Continuing up the Nile after the battle, Kitchener’s armies found that a small French force had already occupied the village of Fashoda (fuh-SHOH-duh). Locked in imperial competition with Britain ever since the British occupation of Egypt, France had tried to be first to reach one of Africa’s last unclaimed areas — the upper reaches of the Nile. The result was a serious diplomatic crisis and the threat of war between two major European powers. Wracked by the Dreyfus affair (see Chapter 23) and unwilling to fight, France eventually backed down and withdrew its forces, allowing the British to take over.

The British conquest of Sudan exemplifies the general process of empire building in Africa. The fate of the Muslim-Sudanese force at Omdurman was inflicted on native peoples who openly resisted European control: they were blown away by vastly superior military force.

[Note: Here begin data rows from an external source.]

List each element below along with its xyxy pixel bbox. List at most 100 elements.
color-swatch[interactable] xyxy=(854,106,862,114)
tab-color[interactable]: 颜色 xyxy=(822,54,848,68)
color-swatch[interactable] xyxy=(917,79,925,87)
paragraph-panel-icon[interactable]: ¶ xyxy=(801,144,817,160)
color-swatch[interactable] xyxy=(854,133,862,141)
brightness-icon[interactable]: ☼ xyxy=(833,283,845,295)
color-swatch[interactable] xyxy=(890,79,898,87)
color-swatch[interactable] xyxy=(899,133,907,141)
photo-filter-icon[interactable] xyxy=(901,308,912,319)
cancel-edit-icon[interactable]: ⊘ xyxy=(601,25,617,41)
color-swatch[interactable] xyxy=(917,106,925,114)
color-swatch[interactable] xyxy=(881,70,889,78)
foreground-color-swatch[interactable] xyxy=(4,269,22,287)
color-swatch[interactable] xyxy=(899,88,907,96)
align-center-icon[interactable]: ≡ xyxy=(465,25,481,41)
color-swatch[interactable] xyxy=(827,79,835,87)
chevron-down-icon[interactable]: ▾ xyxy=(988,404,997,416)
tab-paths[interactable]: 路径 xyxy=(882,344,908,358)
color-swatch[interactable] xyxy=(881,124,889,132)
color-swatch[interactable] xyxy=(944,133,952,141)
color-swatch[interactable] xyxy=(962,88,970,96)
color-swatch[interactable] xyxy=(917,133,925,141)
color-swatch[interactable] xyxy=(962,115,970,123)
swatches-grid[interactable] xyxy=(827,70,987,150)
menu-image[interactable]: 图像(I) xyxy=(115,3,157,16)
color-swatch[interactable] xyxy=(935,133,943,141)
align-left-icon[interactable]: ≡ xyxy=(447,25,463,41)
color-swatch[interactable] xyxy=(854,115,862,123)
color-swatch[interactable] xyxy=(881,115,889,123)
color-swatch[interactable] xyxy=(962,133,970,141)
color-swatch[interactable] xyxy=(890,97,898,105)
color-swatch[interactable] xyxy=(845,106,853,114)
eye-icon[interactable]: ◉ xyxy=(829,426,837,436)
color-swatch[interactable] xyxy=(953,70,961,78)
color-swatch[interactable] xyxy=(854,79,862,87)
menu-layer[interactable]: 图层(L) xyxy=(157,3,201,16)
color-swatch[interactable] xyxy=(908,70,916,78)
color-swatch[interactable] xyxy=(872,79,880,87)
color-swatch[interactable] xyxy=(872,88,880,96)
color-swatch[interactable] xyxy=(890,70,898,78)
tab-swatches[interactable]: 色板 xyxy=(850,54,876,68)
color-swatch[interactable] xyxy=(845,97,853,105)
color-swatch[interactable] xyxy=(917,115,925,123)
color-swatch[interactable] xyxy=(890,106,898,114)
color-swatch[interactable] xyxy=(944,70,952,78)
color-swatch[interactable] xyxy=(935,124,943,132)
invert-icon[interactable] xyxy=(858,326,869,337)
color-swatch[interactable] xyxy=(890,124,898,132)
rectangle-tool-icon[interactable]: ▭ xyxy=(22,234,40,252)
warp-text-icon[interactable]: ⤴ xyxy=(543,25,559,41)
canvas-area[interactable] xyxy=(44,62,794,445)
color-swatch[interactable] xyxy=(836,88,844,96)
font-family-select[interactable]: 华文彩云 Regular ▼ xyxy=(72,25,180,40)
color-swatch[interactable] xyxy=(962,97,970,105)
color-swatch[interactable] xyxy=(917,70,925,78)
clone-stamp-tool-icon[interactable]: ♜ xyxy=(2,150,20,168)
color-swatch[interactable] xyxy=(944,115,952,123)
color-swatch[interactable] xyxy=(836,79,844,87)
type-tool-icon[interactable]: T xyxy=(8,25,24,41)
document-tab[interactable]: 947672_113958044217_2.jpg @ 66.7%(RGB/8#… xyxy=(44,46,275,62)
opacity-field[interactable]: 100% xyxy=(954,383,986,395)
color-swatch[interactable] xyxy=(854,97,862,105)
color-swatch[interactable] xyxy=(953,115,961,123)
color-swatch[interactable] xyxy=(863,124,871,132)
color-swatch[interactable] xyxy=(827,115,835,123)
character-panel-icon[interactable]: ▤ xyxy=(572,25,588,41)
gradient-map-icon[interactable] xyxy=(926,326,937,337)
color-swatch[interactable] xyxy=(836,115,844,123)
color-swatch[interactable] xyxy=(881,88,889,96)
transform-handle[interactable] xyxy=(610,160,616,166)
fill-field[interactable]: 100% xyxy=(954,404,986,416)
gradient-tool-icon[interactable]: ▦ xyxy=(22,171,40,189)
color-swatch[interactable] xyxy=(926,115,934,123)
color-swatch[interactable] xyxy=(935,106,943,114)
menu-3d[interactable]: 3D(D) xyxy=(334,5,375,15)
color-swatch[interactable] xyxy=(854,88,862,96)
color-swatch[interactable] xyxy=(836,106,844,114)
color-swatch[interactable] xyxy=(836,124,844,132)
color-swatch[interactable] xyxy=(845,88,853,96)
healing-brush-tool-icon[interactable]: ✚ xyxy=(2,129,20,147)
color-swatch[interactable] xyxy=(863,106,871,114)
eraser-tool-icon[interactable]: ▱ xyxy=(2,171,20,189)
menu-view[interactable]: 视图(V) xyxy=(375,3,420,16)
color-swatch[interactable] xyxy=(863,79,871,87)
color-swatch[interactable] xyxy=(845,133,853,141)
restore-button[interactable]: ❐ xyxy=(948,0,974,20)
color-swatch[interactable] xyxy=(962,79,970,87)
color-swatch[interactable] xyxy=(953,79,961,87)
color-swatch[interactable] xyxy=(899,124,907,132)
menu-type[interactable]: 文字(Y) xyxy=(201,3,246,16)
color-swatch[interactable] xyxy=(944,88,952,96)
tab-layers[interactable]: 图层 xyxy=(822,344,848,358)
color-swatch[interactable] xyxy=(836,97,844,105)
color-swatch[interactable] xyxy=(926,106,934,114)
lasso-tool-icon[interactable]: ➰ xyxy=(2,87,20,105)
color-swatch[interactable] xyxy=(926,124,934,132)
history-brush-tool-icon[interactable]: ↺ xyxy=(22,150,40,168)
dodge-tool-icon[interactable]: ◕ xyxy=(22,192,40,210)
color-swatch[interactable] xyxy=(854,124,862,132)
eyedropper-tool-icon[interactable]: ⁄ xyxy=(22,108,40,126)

The violent German suppression of armed rebellions in the colonies of German East Africa and German Southwest Africa, where revolt led to full-scale warfare and the deaths of some one hundred thousand Herero and Nama Africans, confirmed the rule. But as the Fashoda incident showed, however much the European powers squabbled for territory around the world, they had the sense to stop short of actually fighting each other. Imperial ambitions were not worth a great European war.